In June 2025, Freshwater announced her intention to step down as vice-chancellor of the University of Auckland after nearly six years in the role. Chancellor Cecilia Tarrant confirmed their full support for Freshwater, rejecting speculation that she was asked to resign. During her tenure, she presided over controversial faculty consolidations and course cuts. Freshwater concluded her term as vice-chancellor of the University of Auckland on the 10 April 2026.

=== Publications ===
Freshwater has authored and co-authored over 100 peer reviewed papers. She is among the top 2% cited scientists, according to the 2023 Stanford/Elsevier ranking. Some of her works are:

- Rolfe, G., Freshwater, D., & Jasper, M. (2001). Critical reflection for nursing and the helping professions: a user's guide. Palgrave. ISBN 0333777956.

- Freshwater, D. (2002). Therapeutic Nursing. SAGE Publishing. ISBN 0761970649.

- Freshwater, D. (2002). Emotions and Needs (Core Concepts in Therapy). Open University Press. ISBN 0335208010.

- Freshwater, D. (2004). Blackwell's Nursing Dictionary. Wiley-Blackwell. ISBN 1405105348.

- Freshwater, D. (2005). Counselling Skills for Nurses, Midwives and Health Visitors. Open University Press. ISBN 0335207812.

- Freshwater, D. (2008). International Textbook of Reflective Practice in Nursing. Wiley-Blackwell. ISBN 9781405160513.

- Jacobs, M., & Freshwater, D. (2023). The Presenting Past (5th ed.). McGraw Hill Education, Oxford. ISBN 9780335251841.

- Rolfe, G., Freshwater, D., & Jasper, M. (2025). Critical Reflection for Health Professionals (3rd ed.). Routledge. ISBN 9781032749631.

===Awards and honours===
In 2001 Freshwater was elected Fellow of the Royal College of Nursing (FRCN).

==Controversies==

During Dawn Freshwater’s tenure as Vice-Chancellor of the University of Auckland (2020–2026), several issues attracted public and internal criticism. One such issue was the university’s purchase of a residence in Parnell valued at approximately NZ$5 million for vice-chancellor use, which was later criticised by the Office of the Auditor-General for lacking a clear and robust business case.
Her leadership also faced opposition over proposed structural reforms, including a plan to merge the Business School and Faculty of Law, which was ultimately abandoned following significant backlash from staff, students, and external stakeholders.
In 2024, she encountered similar criticism from academics after the university’s governing body, the Senate, voted to halt a proposed curriculum overhaul due to concerns about extensive course reductions.
Her tenure also coincided with wider debates over academic freedom and institutional direction, alongside reported declines in staff confidence in university leadership.

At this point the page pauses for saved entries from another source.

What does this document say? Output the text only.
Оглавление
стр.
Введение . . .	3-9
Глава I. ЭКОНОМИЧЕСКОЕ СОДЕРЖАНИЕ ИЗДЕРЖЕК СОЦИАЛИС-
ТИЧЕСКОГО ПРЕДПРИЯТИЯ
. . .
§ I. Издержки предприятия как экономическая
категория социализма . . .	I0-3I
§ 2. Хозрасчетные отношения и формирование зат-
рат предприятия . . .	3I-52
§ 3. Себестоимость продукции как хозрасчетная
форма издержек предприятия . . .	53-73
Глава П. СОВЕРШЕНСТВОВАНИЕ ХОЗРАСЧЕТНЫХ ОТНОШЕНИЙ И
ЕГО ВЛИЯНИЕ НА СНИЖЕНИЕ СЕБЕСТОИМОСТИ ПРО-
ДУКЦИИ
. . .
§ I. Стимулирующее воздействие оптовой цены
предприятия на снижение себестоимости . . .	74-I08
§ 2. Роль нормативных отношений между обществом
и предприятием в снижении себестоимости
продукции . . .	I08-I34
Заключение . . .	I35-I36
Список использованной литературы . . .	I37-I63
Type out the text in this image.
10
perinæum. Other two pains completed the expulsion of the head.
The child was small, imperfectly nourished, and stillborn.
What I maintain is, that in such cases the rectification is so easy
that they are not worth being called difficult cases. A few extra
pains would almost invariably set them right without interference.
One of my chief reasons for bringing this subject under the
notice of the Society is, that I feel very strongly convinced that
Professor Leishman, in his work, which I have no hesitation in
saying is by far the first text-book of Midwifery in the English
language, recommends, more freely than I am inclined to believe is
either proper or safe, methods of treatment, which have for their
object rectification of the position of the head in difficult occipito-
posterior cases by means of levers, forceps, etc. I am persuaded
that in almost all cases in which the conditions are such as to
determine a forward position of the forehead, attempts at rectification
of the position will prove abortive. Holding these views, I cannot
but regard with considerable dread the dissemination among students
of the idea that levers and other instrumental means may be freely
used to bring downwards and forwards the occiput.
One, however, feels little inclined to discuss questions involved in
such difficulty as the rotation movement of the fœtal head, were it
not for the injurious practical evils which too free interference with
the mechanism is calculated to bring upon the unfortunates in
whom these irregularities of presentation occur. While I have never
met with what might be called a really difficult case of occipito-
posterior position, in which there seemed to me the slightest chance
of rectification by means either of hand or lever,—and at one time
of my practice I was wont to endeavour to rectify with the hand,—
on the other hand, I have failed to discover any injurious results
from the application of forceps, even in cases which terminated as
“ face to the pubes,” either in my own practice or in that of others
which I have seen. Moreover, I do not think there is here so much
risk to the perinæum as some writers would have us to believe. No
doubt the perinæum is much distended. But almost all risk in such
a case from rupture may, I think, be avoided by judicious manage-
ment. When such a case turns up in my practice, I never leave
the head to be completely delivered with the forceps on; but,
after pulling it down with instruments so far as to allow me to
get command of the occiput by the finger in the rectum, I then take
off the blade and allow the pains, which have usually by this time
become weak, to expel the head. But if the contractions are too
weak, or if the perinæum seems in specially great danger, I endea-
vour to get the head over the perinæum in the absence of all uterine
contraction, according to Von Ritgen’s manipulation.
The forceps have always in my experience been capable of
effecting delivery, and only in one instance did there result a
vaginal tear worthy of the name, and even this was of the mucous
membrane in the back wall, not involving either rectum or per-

A complaint by Freshwater against Radio New Zealand regarding reporting on her travel during COVID-19 restrictions drew attention to tensions between privacy and public interest; the Media Council did not uphold the complaint.
She was also involved in a dispute with prominent scientist Associate Professor Siouxsie Wiles, which resulted in the university being ordered to pay NZ$205,059.94 in compensation.

==Personal life==
Freshwater is a marathon runner and has completed the London Marathon seven times.